Sen. Jerry Moran often talks about his “common sense” solutions, but they aren’t always an easy sell in Congress. On Wednesday, the Senate rejected an amendment sponsored by Moran that would have removed the lesser prairie chicken from the federal government’s threatened species list.
The vote on Moran’s amendment was 54-44, short of the 60 votes necessary to add it to a bill intended to expedite construction of the Keystone XL pipeline, according to the Associated Press.
The lesser prairie chicken needs to be preserved. It was designated as threatened last year by the U.S. Fish and Wildlife Service, one step beneath endangered status under the Endangered Species Act. That means federal officials think the bird soon will be in danger of extinction. In 2013, the lesser prairie chicken’s population hit a record low of 17,616, about half of what it was in 2012, the wildlife service said.
Even so, the threatened species designation may be unwarranted.
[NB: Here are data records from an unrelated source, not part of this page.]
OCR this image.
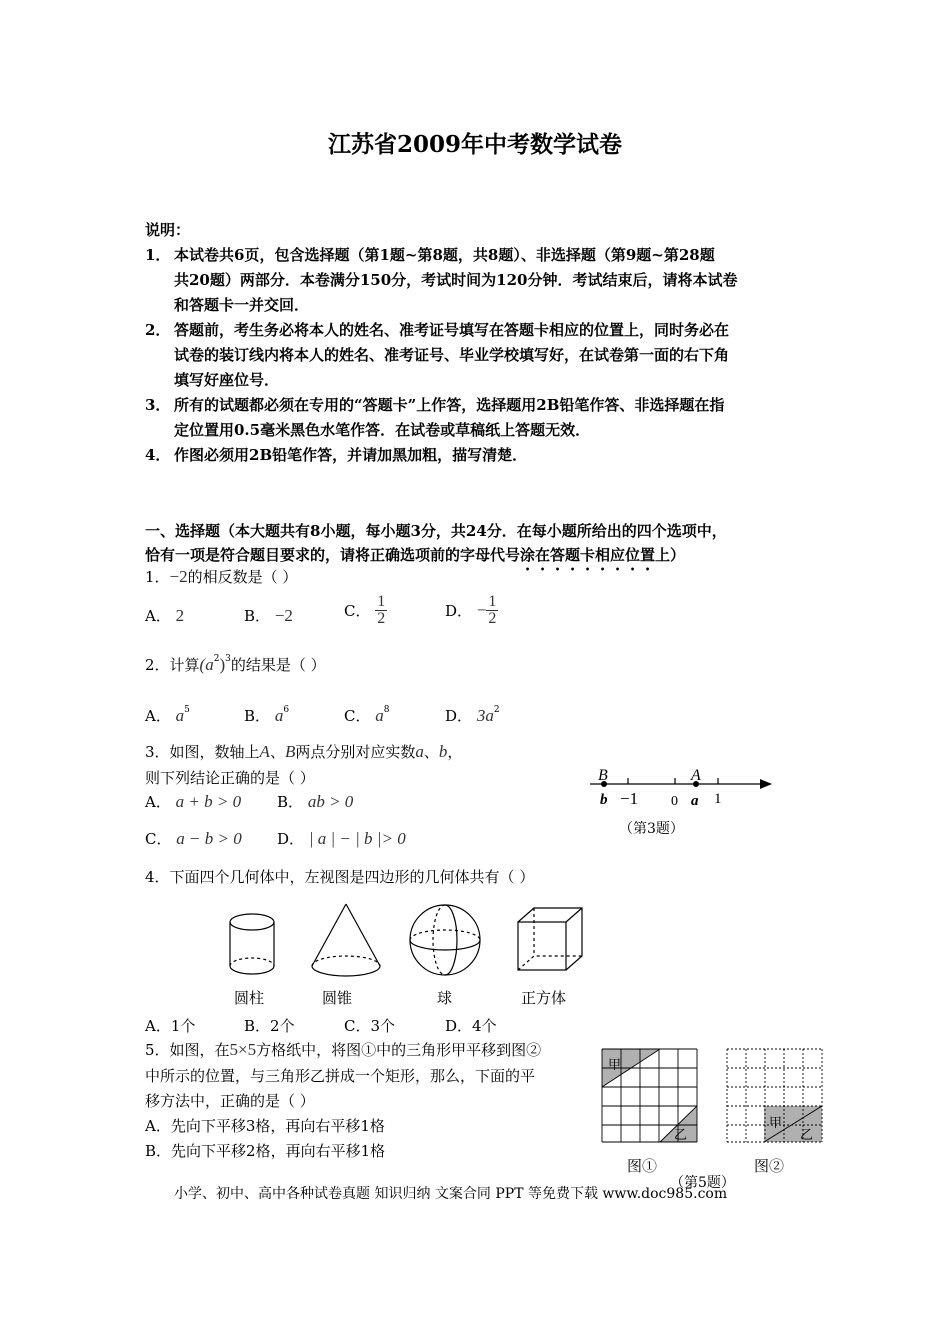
江苏省2009年中考数学试卷
说明：
1． 本试卷共6页，包含选择题（第1题~第8题，共8题）、非选择题（第9题~第28题
共20题）两部分．本卷满分150分，考试时间为120分钟．考试结束后，请将本试卷
和答题卡一并交回．
2． 答题前，考生务必将本人的姓名、准考证号填写在答题卡相应的位置上，同时务必在
试卷的装订线内将本人的姓名、准考证号、毕业学校填写好，在试卷第一面的右下角
填写好座位号．
3． 所有的试题都必须在专用的“答题卡”上作答，选择题用2B铅笔作答、非选择题在指
定位置用0.5毫米黑色水笔作答．在试卷或草稿纸上答题无效．
4． 作图必须用2B铅笔作答，并请加黑加粗，描写清楚．
一、选择题（本大题共有8小题，每小题3分，共24分．在每小题所给出的四个选项中，
恰有一项是符合题目要求的，请将正确选项前的字母代号涂在答题卡相应位置上）
1．−2的相反数是（ ）
A． 2	B． −2	C． $\frac{1}{2}$	D． − $\frac{1}{2}$
2．计算$(a^2)^3$的结果是（ ）
A． $a^5$	B． $a^6$	C． $a^8$	D． $3a^2$
3．如图，数轴上A、B两点分别对应实数a、b，
则下列结论正确的是（ ）
A． a + b > 0 B． ab > 0
C． a − b > 0 D． | a | − | b |> 0
B	A
b −1 0 a 1
（第3题）
4．下面四个几何体中，左视图是四边形的几何体共有（ ）
圆柱	圆锥	球	正方体
A．1个	B．2个	C．3个	D．4个
5．如图，在5×5方格纸中，将图①中的三角形甲平移到图②
中所示的位置，与三角形乙拼成一个矩形，那么，下面的平
移方法中，正确的是（ ）
A．先向下平移3格，再向右平移1格
B．先向下平移2格，再向右平移1格
甲
乙
甲
乙
图①	图②
（第5题）
小学、初中、高中各种试卷真题 知识归纳 文案合同 PPT 等免费下载 www.doc985.com
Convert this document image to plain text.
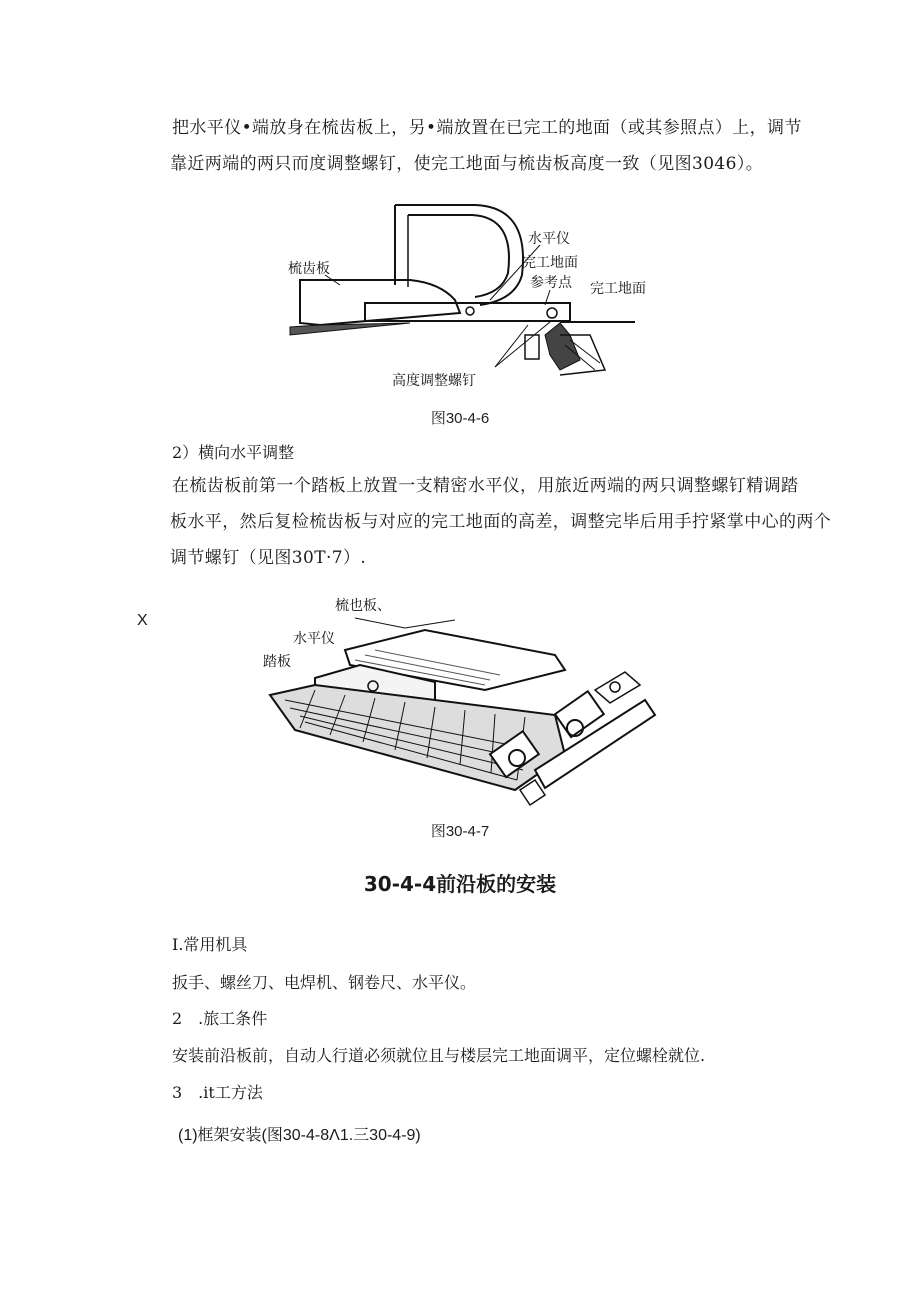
把水平仪•端放身在梳齿板上，另•端放置在已完工的地面（或其参照点）上，调节
靠近两端的两只而度调整螺钉，使完工地面与梳齿板高度一致（见图3046）。
梳齿板
水平仪
完工地面
参考点 完工地面
高度调整螺钉
图30-4-6
2）横向水平调整
在梳齿板前第一个踏板上放置一支精密水平仪，用旅近两端的两只调整螺钉精调踏
板水平，然后复检梳齿板与对应的完工地面的高差，调整完毕后用手拧紧掌中心的两个
调节螺钉（见图30T·7）.
X
梳也板、
水平仪
踏板
图30-4-7
30-4-4前沿板的安装
I.常用机具
扳手、螺丝刀、电焊机、钢卷尺、水平仪。
2　.旅工条件
安装前沿板前，自动人行道必须就位且与楼层完工地面调平，定位螺栓就位.
3　.it工方法
(1)框架安装(图30-4-8Λ1.三30-4-9)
Moran said Wednesday that listing the lesser prairie chicken as threatened jeopardizes the agriculture and energy industries in Kansas and four other states where the bird lives.
“There are ways to conserve the species without hindering economic development in rural communities, and I will continue to push for this straightforward, simple solution,” Moran said. “A number of industries — farming, ranching, oil and gas development, transportation and wind energy — continue to feel the effects as the federal government attempts to dictate how individuals manage their land and resources.”
Moran will probably try to add the amendment again later this year. As long as he is also pushing for a solution to preserving the lesser prairie chicken, his common sense ideas are worth considering.